Como exemplo de transição energética mais sustentável, os movimentos contrários à instalação de grandes projetos citam o estudo de Sergi Saladié, professor associado de Geografia da Universitat Rovira i Virgili. Ele mostrou que o modelo de geração distribuída de Wildpoldsried, na Alemanha, conseguia obter 4,5 milhões de euros anuais, repartidos entre moradores e prefeitura. Já Batea, ao sul da Catalunha, com 42 aerogeradores, arrecada 250 mil euros ao ano, que vão para a prefeitura e para os bolsos dos donos das terras onde os aparelhos estão instalados.

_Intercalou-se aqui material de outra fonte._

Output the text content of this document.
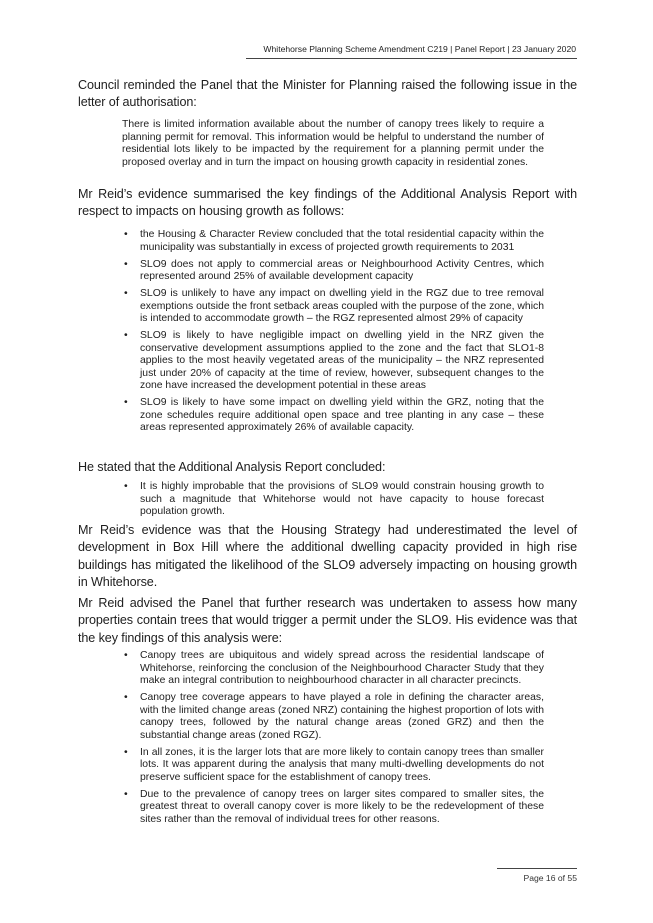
Whitehorse Planning Scheme Amendment C219 | Panel Report | 23 January 2020

Council reminded the Panel that the Minister for Planning raised the following issue in the letter of authorisation:

There is limited information available about the number of canopy trees likely to require a planning permit for removal. This information would be helpful to understand the number of residential lots likely to be impacted by the requirement for a planning permit under the proposed overlay and in turn the impact on housing growth capacity in residential zones.

Mr Reid’s evidence summarised the key findings of the Additional Analysis Report with respect to impacts on housing growth as follows:

• the Housing & Character Review concluded that the total residential capacity within the municipality was substantially in excess of projected growth requirements to 2031
• SLO9 does not apply to commercial areas or Neighbourhood Activity Centres, which represented around 25% of available development capacity
• SLO9 is unlikely to have any impact on dwelling yield in the RGZ due to tree removal exemptions outside the front setback areas coupled with the purpose of the zone, which is intended to accommodate growth – the RGZ represented almost 29% of capacity
• SLO9 is likely to have negligible impact on dwelling yield in the NRZ given the conservative development assumptions applied to the zone and the fact that SLO1-8 applies to the most heavily vegetated areas of the municipality – the NRZ represented just under 20% of capacity at the time of review, however, subsequent changes to the zone have increased the development potential in these areas
• SLO9 is likely to have some impact on dwelling yield within the GRZ, noting that the zone schedules require additional open space and tree planting in any case – these areas represented approximately 26% of available capacity.

He stated that the Additional Analysis Report concluded:

• It is highly improbable that the provisions of SLO9 would constrain housing growth to such a magnitude that Whitehorse would not have capacity to house forecast population growth.

Mr Reid’s evidence was that the Housing Strategy had underestimated the level of development in Box Hill where the additional dwelling capacity provided in high rise buildings has mitigated the likelihood of the SLO9 adversely impacting on housing growth in Whitehorse.

Mr Reid advised the Panel that further research was undertaken to assess how many properties contain trees that would trigger a permit under the SLO9. His evidence was that the key findings of this analysis were:

• Canopy trees are ubiquitous and widely spread across the residential landscape of Whitehorse, reinforcing the conclusion of the Neighbourhood Character Study that they make an integral contribution to neighbourhood character in all character precincts.
• Canopy tree coverage appears to have played a role in defining the character areas, with the limited change areas (zoned NRZ) containing the highest proportion of lots with canopy trees, followed by the natural change areas (zoned GRZ) and then the substantial change areas (zoned RGZ).
• In all zones, it is the larger lots that are more likely to contain canopy trees than smaller lots. It was apparent during the analysis that many multi-dwelling developments do not preserve sufficient space for the establishment of canopy trees.
• Due to the prevalence of canopy trees on larger sites compared to smaller sites, the greatest threat to overall canopy cover is more likely to be the redevelopment of these sites rather than the removal of individual trees for other reasons.
Page 16 of 55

Impactos ambientais e sociais mais comuns

A delegada na Catalunha da Sociedade Espanhola de Ornitologia (SEO/BirdLife), Cristina Sánchez, explica que para além das colisões com aerogeradores e eletrificações com a rede elétrica, algumas aves e animais sofrem o chamado efeito barreira. “O habitat dessas espécies fica reduzido a um dos lados da instalação, já que deixam de ir ao outro lado”, detalha. No caso das fotovoltaicas, pode haver redução ou destruição do habitat da fauna e flora, além da ocupação de solo agrícola que, na maioria das vezes, deixa de ser utilizado para cultivo. “É uma loucura o que está ocorrendo”, diz. “É renovável, mas não é sustentável”, resume Cristina. “Estamos substituindo as fontes, mas não estamos mudando o modelo.”

Jordi Buxonat, do Gepec, ressalta ainda outros impactos, como o transporte para a produção e a instalação das infraestruturas, que às vezes precisa destruir edifícios e patrimônio histórico para que os enormes aparelhos possam passar; a abertura de novas estradas e redes de alta tensão para escoamento de energia; ou a contaminação luminosa à noite devido as luzes instaladas para sinalizar as instalações para a aviação civil. Houve casos, inclusive, de alguns incêndios florestais provocados por peças de aerogeradores que pegaram fogo.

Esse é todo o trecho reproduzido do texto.